For these reasons, although it is possible to detect zinc levels in blood, these measurements are often imprecise. And unlike iron, which is easily assessed by measuring levels of iron-containing blood proteins like haemoglobin and ferritin, there is no biomarker that can be used as an indicator of zinc levels. “There’s still no 100 per cent accurate way to measure zinc in a human being, especially if they have an illness of some kind,” says Daren Knoell, a zinc biologist at the University of Nebraska.
Currently, the best way to determine a potential zinc deficit is to look at someone’s dietary intake, he adds.
The most common cause of zinc deficiency is not getting enough zinc in your diet. But some groups may be at risk of deficiency due to higher nutritional requirements – during pregnancy, for example, or due to conditions that alter the body’s ability to absorb the mineral, such as Crohn’s and other gastrointestinal diseases.
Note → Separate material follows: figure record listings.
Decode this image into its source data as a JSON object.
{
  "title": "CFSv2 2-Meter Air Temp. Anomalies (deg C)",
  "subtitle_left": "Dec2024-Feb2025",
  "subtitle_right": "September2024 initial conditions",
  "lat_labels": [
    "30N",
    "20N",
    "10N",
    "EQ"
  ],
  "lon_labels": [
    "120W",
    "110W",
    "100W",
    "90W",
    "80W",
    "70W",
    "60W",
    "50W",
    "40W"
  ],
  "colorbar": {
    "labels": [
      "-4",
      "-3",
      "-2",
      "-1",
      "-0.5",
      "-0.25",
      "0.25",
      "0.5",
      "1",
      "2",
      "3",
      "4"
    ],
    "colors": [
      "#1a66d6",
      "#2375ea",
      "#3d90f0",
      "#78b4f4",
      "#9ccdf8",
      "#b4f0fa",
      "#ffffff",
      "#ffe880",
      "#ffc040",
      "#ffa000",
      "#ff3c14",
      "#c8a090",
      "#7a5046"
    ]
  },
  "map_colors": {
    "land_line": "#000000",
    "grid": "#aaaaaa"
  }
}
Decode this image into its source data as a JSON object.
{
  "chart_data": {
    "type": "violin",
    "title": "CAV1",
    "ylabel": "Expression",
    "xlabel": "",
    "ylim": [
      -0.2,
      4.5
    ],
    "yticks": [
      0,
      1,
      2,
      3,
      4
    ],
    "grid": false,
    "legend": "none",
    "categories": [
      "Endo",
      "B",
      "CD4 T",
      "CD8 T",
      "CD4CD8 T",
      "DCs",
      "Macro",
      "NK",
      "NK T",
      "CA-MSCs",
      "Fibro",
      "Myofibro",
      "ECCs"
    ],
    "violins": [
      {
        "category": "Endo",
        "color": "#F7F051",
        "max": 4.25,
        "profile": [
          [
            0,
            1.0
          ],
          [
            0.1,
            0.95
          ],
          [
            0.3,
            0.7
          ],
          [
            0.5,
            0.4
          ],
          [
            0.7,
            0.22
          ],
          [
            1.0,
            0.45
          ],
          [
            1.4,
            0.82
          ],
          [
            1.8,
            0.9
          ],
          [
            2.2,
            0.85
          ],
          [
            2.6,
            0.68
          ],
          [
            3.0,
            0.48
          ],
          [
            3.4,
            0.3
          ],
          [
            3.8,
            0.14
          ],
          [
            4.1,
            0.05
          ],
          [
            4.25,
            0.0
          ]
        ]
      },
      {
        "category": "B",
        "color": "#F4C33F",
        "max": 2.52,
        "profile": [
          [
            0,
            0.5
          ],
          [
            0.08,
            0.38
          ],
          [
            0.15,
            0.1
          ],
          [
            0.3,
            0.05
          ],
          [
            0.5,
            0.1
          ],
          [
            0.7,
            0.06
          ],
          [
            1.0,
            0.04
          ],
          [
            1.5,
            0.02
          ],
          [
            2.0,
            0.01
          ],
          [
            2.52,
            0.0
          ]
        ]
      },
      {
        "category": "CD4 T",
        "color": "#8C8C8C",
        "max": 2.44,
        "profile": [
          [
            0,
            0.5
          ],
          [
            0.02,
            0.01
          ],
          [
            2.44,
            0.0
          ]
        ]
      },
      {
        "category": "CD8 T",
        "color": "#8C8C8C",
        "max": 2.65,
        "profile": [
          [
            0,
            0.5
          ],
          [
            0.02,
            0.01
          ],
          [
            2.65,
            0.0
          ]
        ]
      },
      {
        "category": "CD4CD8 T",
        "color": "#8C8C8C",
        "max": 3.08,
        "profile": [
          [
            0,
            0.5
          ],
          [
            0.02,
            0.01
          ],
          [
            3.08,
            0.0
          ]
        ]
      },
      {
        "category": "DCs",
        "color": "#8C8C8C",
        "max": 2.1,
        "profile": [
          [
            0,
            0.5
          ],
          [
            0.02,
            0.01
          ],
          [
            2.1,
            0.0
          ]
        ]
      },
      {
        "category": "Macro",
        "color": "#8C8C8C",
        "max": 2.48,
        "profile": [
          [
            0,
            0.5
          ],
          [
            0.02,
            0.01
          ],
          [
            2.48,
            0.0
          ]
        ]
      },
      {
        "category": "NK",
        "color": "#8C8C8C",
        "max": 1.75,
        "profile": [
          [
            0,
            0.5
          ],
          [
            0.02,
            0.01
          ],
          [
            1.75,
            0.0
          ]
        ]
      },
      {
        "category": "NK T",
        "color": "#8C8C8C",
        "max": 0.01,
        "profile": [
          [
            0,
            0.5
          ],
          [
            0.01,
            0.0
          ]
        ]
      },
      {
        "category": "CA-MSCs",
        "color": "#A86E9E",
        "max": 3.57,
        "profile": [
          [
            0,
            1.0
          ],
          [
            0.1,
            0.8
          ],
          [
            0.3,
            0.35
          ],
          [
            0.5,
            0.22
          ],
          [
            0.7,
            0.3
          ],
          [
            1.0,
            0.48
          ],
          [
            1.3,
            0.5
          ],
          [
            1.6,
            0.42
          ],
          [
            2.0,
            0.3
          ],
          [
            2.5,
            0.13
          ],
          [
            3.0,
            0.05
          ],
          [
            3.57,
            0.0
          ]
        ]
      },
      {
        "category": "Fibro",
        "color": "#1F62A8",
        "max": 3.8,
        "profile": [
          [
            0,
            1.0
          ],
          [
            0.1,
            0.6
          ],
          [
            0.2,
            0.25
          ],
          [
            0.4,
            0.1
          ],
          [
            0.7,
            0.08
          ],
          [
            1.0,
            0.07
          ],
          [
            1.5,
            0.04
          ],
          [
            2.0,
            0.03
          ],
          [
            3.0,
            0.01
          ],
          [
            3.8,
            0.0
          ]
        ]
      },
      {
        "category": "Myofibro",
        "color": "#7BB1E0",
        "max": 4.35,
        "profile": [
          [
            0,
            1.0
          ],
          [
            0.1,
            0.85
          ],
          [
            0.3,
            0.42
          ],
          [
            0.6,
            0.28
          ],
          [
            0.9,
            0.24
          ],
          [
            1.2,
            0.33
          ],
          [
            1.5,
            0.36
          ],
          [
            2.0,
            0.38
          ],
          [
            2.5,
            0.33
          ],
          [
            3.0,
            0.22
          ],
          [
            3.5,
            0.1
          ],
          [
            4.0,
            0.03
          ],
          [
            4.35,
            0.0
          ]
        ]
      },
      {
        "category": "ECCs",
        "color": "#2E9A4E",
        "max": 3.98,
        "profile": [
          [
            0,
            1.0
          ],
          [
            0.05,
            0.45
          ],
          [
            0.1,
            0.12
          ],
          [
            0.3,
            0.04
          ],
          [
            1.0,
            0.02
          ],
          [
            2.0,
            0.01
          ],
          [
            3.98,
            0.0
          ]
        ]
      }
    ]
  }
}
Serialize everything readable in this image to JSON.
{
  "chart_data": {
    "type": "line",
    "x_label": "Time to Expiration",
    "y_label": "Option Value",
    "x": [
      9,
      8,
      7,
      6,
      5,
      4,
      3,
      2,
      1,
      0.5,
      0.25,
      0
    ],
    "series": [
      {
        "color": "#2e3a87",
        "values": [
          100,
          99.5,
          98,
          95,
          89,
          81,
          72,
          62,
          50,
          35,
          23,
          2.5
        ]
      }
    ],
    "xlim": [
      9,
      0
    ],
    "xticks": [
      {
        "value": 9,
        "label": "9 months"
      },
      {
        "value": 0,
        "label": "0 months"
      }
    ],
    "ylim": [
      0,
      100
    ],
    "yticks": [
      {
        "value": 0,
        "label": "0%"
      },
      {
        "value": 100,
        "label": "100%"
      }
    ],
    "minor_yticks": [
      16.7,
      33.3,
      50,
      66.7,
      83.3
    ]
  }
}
Because of these limitations, most physicians diagnose zinc deficiency only if patients show symptoms of major deficiency such as rough skin or hair loss, Rink says. “But immune deficiency takes place much earlier, when you have a slight zinc deficiency.”
Researchers have found that zinc-deficient individuals are more vulnerable to infection than those with adequate levels of the mineral. Studies have shown, for example, that in healthy elderly individuals, zinc supplements reduced the frequency of infections. (The possible use of zinc supplements to help ward off Covid-19 is an area of active investigation, although the National Institutes of Health states that there is currently not enough evidence to say if it will be beneficial.)
To help better identify people who aren’t getting enough zinc, Rink is involved in a project aimed at helping clinicians and the general public better assess an individual’s zinc status by using an app to closely track their diet and supplement use.
From the data available so far, it appears that zinc deficiency is relatively common. Based on assessments of diet and the prevalence of stunted growth, a common consequence of inadequate zinc consumption during development, some studies estimate that around 17 per cent of the world’s population are at risk of zinc deficiency – and that in certain low- and middle-income regions, such as parts of South Asia, that proportion is as high as 30 percent.
Aging, genetics, pregnancy, illness and other factors all contribute to this shortfall, but diet is the main culprit, when individuals don’t eat enough zinc-rich foods such as seafood, red meat and nuts. Consuming too many phytates, substances found in whole-grain bread, cereals and other sources, can also be a problem. Phytates bind to zinc and prevent it from being absorbed into the body.
Even in the United States, about 15 per cent of the population lacks adequate levels of zinc in their diet, according to a 2020 assessment of more than 26,000 US adults by researchers at a supplement company. This may be particularly common among the elderly, largely due to poor diet. But it often goes unnoticed because most people don’t show outward signs of being zinc-deficient, according to Knoell. “But when things go wrong — you get an infection — odds are, you’re going to do worse than somebody who has sufficient amounts of zinc in their diet.”